Essa aproximação com a oralidade, que se encontra muito em Chiziane, e uma certa vocação à lírica, na poesia.
Está em contacto com autores com Lucílio Manjate, Andes Chivangue e Mbate Pedro. Acredita que esses autores introduzem alguma novidade?
Acredito que sim, porque a literatura moçambicana ainda está em formação identitária. É um processo. Talvez aqueles autores não sejam muito diferentes, mas as suas peculiaridades são boas, sobretudo quando são postas em choque. Por exemplo, Andes Chivangue tem uma escrita muito crua, dura e enxuta, diferente de outros poetas como Amosse Mucavele, Mbate Pedro ou Nelson Lineu, com poesia mais leve. Com isto, percebe-se estilos literários, e é enriquecedor perceber esses estilos.

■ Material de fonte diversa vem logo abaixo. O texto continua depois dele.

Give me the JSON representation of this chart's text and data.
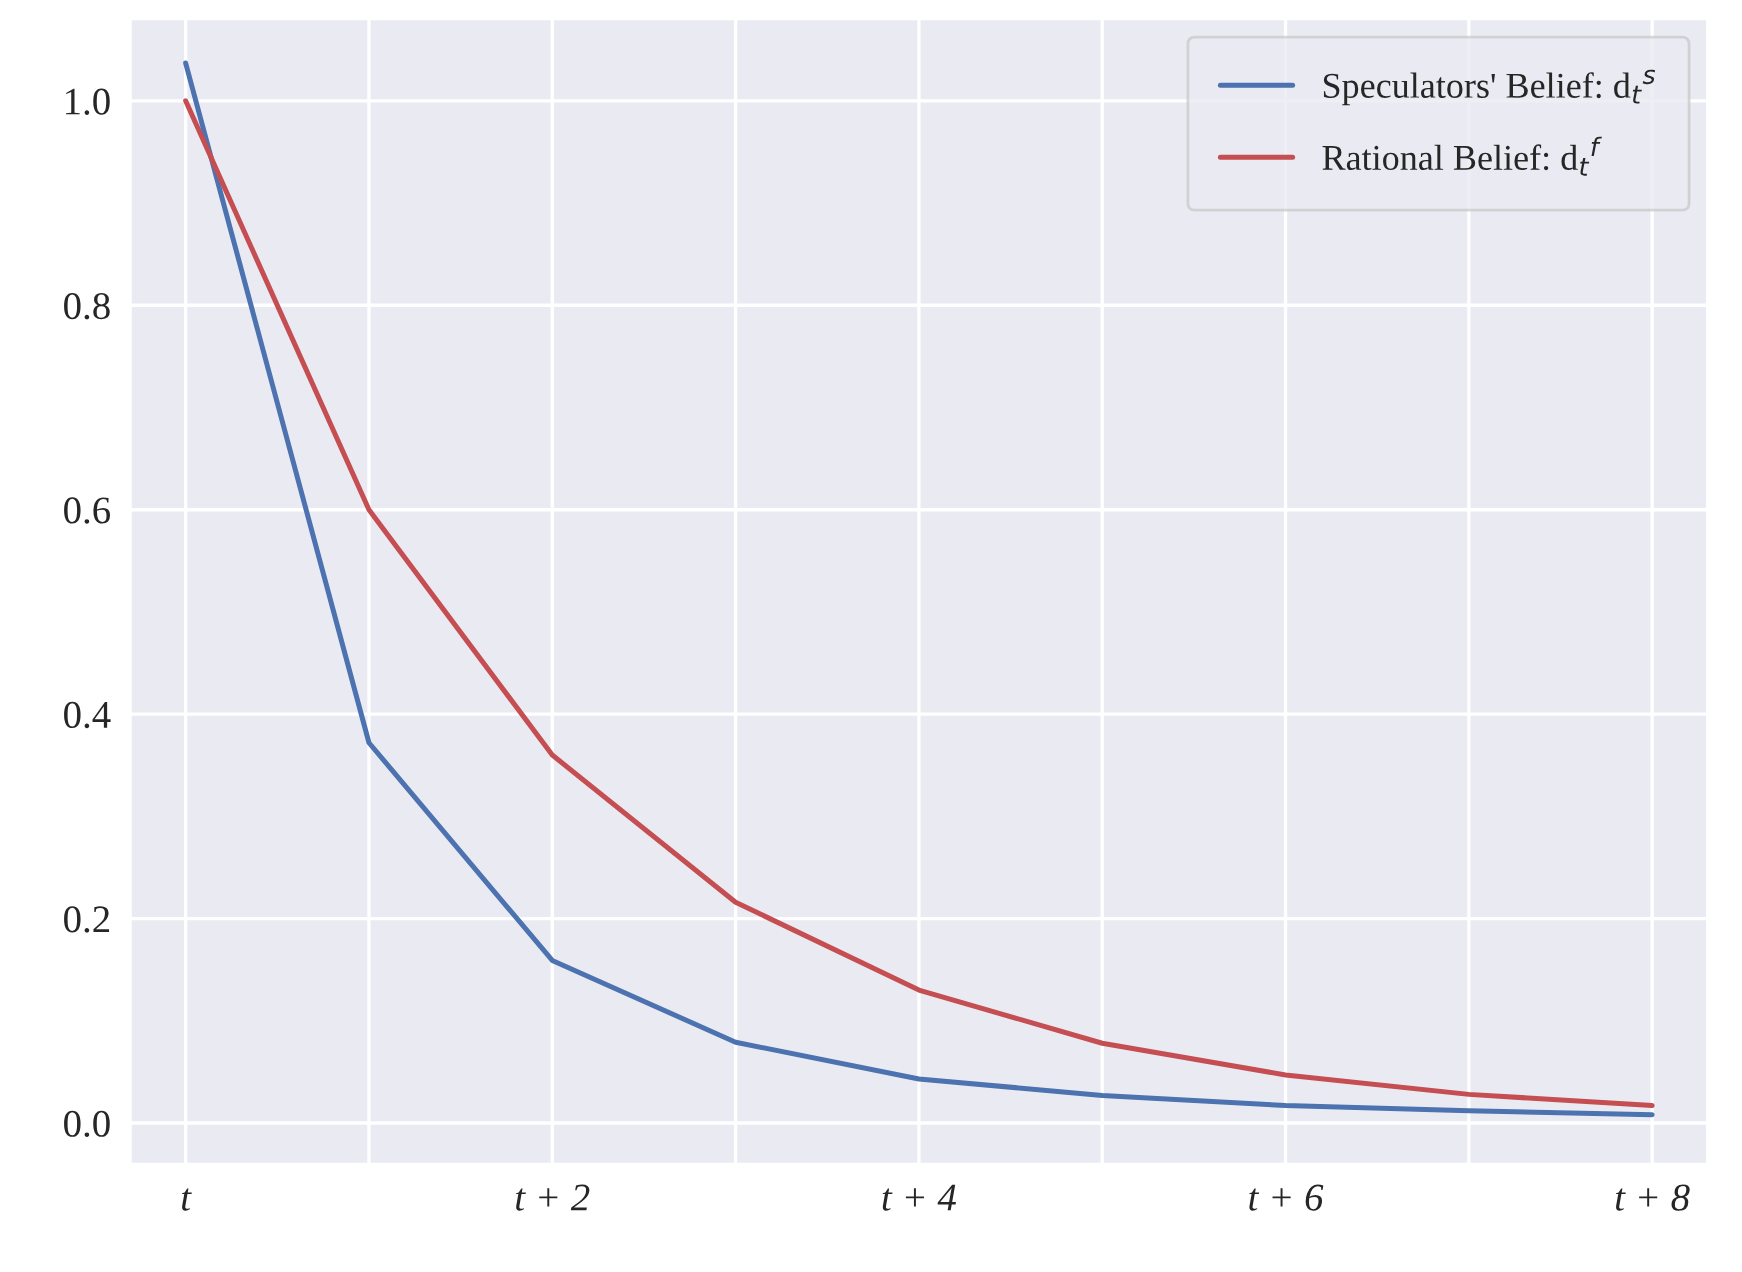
{
  "chart_data": {
    "type": "line",
    "x": [
      0,
      1,
      2,
      3,
      4,
      5,
      6,
      7,
      8
    ],
    "series": [
      {
        "name": "Speculators' Belief: d$_{t}$$^{s}$",
        "color": "#4c72b0",
        "values": [
          1.037,
          0.372,
          0.159,
          0.079,
          0.043,
          0.027,
          0.017,
          0.012,
          0.008
        ]
      },
      {
        "name": "Rational Belief: d$_{t}$$^{f}$",
        "color": "#c44e52",
        "values": [
          1.0,
          0.6,
          0.36,
          0.216,
          0.13,
          0.078,
          0.047,
          0.028,
          0.017
        ]
      }
    ],
    "xlim": [
      -0.3,
      8.3
    ],
    "ylim": [
      -0.04,
      1.08
    ],
    "xticks": [
      {
        "value": 0,
        "label": "t"
      },
      {
        "value": 1,
        "label": null
      },
      {
        "value": 2,
        "label": "t + 2"
      },
      {
        "value": 3,
        "label": null
      },
      {
        "value": 4,
        "label": "t + 4"
      },
      {
        "value": 5,
        "label": null
      },
      {
        "value": 6,
        "label": "t + 6"
      },
      {
        "value": 7,
        "label": null
      },
      {
        "value": 8,
        "label": "t + 8"
      }
    ],
    "yticks": [
      {
        "value": 0,
        "label": "0.0"
      },
      {
        "value": 0.2,
        "label": "0.2"
      },
      {
        "value": 0.4,
        "label": "0.4"
      },
      {
        "value": 0.6,
        "label": "0.6"
      },
      {
        "value": 0.8,
        "label": "0.8"
      },
      {
        "value": 1.0,
        "label": "1.0"
      }
    ],
    "grid": true,
    "legend": "top right",
    "marker": "none",
    "line_style": "solid"
  }
}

Trabalha com o cânone literário moçambicano, na sua área de pesquisa. Como o descreve?
O cânone moçambicano foi definido a partir de obras que transmitem e resgatam elementos culturais do seu povo e sua gente. Os autores que os conhecemos como canónicos são os que promovem esse resgate. O meu estudo é com base nesses autores que já são consagrados e também na promoção dos novos autores.
Em Maputo referiu-se a singularidades e influências entre a literatura moçambicana e angolana. Ainda se pode falar de influências, actualmente?
Creio que não. Houve pouca no passado e hoje ainda menos. Moçambique está um pouco afastado e partilha mais essa singularidade com países de língua inglesa.
Sugestões artísticas para os leitores do jornal O País?
Sugiro “Fogo preso”, de Andes Chivangue, as obras de Lucílio Manjate, de Chico Buarque e Conceição Evaristo.
Perfil
Vanessa Riambau Pinheiro é professora e pesquisadora brasileira. Doutorada em estudos literários, Riambau é especialista em literaturas africanas de língua portuguesa. Leciona na Universidade Federal da Paraiba, e o seu campo de pesquisa inclui o cânone literário moçambicano. É autora de “Letras na poesia, versos universitários”.